Un divario che avvolge uomini e donne, anche se più evidente nella popolazione femminile. È naturale chiedersi, dunque, se l’ostacolo della mancanza d’impiego sia da imputare unicamente a una minore istruzione, su base statistica. La risposta è negativa, il che evidenzia una stratificazione della problematica sociale, che ha radici ben più profonde.

Mancano opportunità e istituzioni a sostegno, il che genera una spinta all’emigrazione e, come un cane che si morde la coda, un aggravio delle condizioni generali. Tutto ciò è reso evidente dai dati Istat: “Il tasso di occupazione è più basso rispetto al resto del Paese e quello di disoccupazione più alto, anche tra chi ha un titolo di studio elevato”.

Se si parla di laureati, infatti, l’occupazione è al 76,4% rispetto all’88,3% del Nord. Il tasso di disoccupazione è invece al 6,1% rispetto al 2,4% del Nord. Ad ogni modo, è importante sottolinearlo, i vantaggi occupazionali dell’istruzione sono maggiori al Sud rispetto al resto del Paese. Ciò è evidente se si pone a confronto il mercato del lavoro per i non laureati. Numeri convincenti soprattutto per le donne con titolo terziario.

Italia-Europa, meno giovani laureati

Nel 2023 in Italia è leggermente cresciuta la quota di giovani in possesso di un titolo di studio terziario. Ci si è attestati sul 30,6%, che è però ancora ben distante dall’obiettivo europeo del 45%. Una percentuale figlia di quella che è la media in Ue: 43,1%.

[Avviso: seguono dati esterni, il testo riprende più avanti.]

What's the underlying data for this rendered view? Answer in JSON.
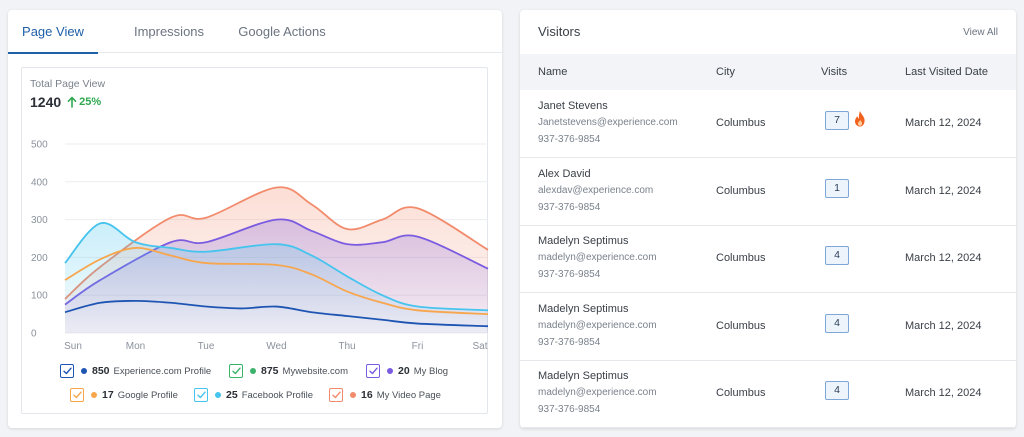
{
  "tabs": [
    {
      "label": "Page View",
      "active": true
    },
    {
      "label": "Impressions",
      "active": false
    },
    {
      "label": "Google Actions",
      "active": false
    }
  ],
  "summary": {
    "label": "Total Page View",
    "value": "1240",
    "trend": "25%",
    "trend_color": "#2fa84f"
  },
  "chart_data": {
    "type": "area",
    "x": [
      "Sun",
      "Mon",
      "Tue",
      "Wed",
      "Thu",
      "Fri",
      "Sat"
    ],
    "ylim": [
      0,
      500
    ],
    "yticks": [
      0,
      100,
      200,
      300,
      400,
      500
    ],
    "grid": true,
    "series": [
      {
        "name": "My Video Page",
        "color": "#f28b6c",
        "fill": true,
        "points": [
          [
            0,
            90
          ],
          [
            0.5,
            175
          ],
          [
            1.5,
            305
          ],
          [
            2,
            305
          ],
          [
            3,
            385
          ],
          [
            3.5,
            340
          ],
          [
            4,
            275
          ],
          [
            4.5,
            300
          ],
          [
            5,
            330
          ],
          [
            6,
            220
          ]
        ]
      },
      {
        "name": "My Blog",
        "color": "#7b5ce0",
        "fill": true,
        "points": [
          [
            0,
            75
          ],
          [
            0.5,
            140
          ],
          [
            1.5,
            240
          ],
          [
            2,
            240
          ],
          [
            3,
            300
          ],
          [
            3.5,
            270
          ],
          [
            4,
            235
          ],
          [
            4.5,
            240
          ],
          [
            5,
            255
          ],
          [
            6,
            170
          ]
        ]
      },
      {
        "name": "Facebook Profile",
        "color": "#46c4ee",
        "fill": true,
        "points": [
          [
            0,
            185
          ],
          [
            0.5,
            290
          ],
          [
            1,
            240
          ],
          [
            1.5,
            225
          ],
          [
            2,
            215
          ],
          [
            3,
            235
          ],
          [
            3.5,
            205
          ],
          [
            4,
            150
          ],
          [
            4.5,
            100
          ],
          [
            5,
            70
          ],
          [
            6,
            60
          ]
        ]
      },
      {
        "name": "Google Profile",
        "color": "#f7a64d",
        "fill": false,
        "points": [
          [
            0,
            140
          ],
          [
            0.5,
            195
          ],
          [
            1,
            225
          ],
          [
            1.5,
            205
          ],
          [
            2,
            185
          ],
          [
            3,
            180
          ],
          [
            3.5,
            155
          ],
          [
            4,
            110
          ],
          [
            4.5,
            80
          ],
          [
            5,
            60
          ],
          [
            6,
            50
          ]
        ]
      },
      {
        "name": "Experience.com Profile",
        "color": "#1e55b3",
        "fill": false,
        "points": [
          [
            0,
            55
          ],
          [
            0.5,
            80
          ],
          [
            1,
            85
          ],
          [
            1.5,
            80
          ],
          [
            2,
            70
          ],
          [
            2.5,
            65
          ],
          [
            3,
            70
          ],
          [
            3.5,
            55
          ],
          [
            4,
            45
          ],
          [
            4.5,
            35
          ],
          [
            5,
            25
          ],
          [
            6,
            18
          ]
        ]
      }
    ]
  },
  "legend": [
    {
      "value": "850",
      "name": "Experience.com Profile",
      "check_color": "#1e55b3",
      "dot_color": "#1e55b3"
    },
    {
      "value": "875",
      "name": "Mywebsite.com",
      "check_color": "#3bb36b",
      "dot_color": "#3bb36b"
    },
    {
      "value": "20",
      "name": "My Blog",
      "check_color": "#7b5ce0",
      "dot_color": "#7b5ce0"
    },
    {
      "value": "17",
      "name": "Google Profile",
      "check_color": "#f7a64d",
      "dot_color": "#f7a64d"
    },
    {
      "value": "25",
      "name": "Facebook Profile",
      "check_color": "#46c4ee",
      "dot_color": "#46c4ee"
    },
    {
      "value": "16",
      "name": "My Video Page",
      "check_color": "#f28b6c",
      "dot_color": "#f28b6c"
    }
  ],
  "visitors": {
    "title": "Visitors",
    "view_all": "View All",
    "columns": [
      "Name",
      "City",
      "Visits",
      "Last Visited Date"
    ],
    "rows": [
      {
        "name": "Janet Stevens",
        "email": "Janetstevens@experience.com",
        "phone": "937-376-9854",
        "city": "Columbus",
        "visits": "7",
        "hot": true,
        "date": "March 12, 2024"
      },
      {
        "name": "Alex David",
        "email": "alexdav@experience.com",
        "phone": "937-376-9854",
        "city": "Columbus",
        "visits": "1",
        "hot": false,
        "date": "March 12, 2024"
      },
      {
        "name": "Madelyn Septimus",
        "email": "madelyn@experience.com",
        "phone": "937-376-9854",
        "city": "Columbus",
        "visits": "4",
        "hot": false,
        "date": "March 12, 2024"
      },
      {
        "name": "Madelyn Septimus",
        "email": "madelyn@experience.com",
        "phone": "937-376-9854",
        "city": "Columbus",
        "visits": "4",
        "hot": false,
        "date": "March 12, 2024"
      },
      {
        "name": "Madelyn Septimus",
        "email": "madelyn@experience.com",
        "phone": "937-376-9854",
        "city": "Columbus",
        "visits": "4",
        "hot": false,
        "date": "March 12, 2024"
      }
    ]
  },
  "icons": {
    "trend": "arrow-up-icon",
    "hot": "fire-icon",
    "check": "check-icon"
  }
}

Il paragone con gli altri grandi Paesi del continente evidenzia un problema interno al nostro sistema:

  • Francia – 51,9%;
  • Spagna – 52,0%;
  • Germania – 38,4%.

La quota di 25-34enni in possesso di un titolo terziario è proprio uno dei target del Quadro strategico per la cooperazione europea relativo al 2030. Qualcosa deve cambiare, ovviamente, e non soltanto negli atenei. È importante che sia viva, aggiornata e accessibile la via che conduce a un impiego. I sacrifici degli studenti devono essere ripagati in tutto il territorio nazionale.

Tra gli ostacoli si individua una scarsa disponibilità di corsi terziari a ciclo breve professionalizzanti. Proprio questi garantiscono una quota rilevante dei titoli terziari conseguiti negli altri Paesi europei (in relazione alla classe 25-34 anni).

Altro dato statistico di grande rilevanza è rappresentato dal peso che il percorso di studi dei genitori ha sui figli. In molte famiglie si genera un circolo che è difficile spezzare. Ciò soprattutto perché si ha necessità di ottenere guadagni immediati, per quanti non soddisfacenti. L’immediatezza ha la meglio sull’investimento futuro, in molti casi. Ecco cosa dicono i dati Istat:

  • famiglie con almeno un genitore laureato – 67,1% di figli 25-34enni con titolo terziario;
  • famiglie con almeno un genitore diplomato – 40,3% di figli 25-34enni con titolo terziario;
  • famiglie con almeno un genitore con titolo secondario inferiore – 12,8% di figli 25-34enni con titolo terziario.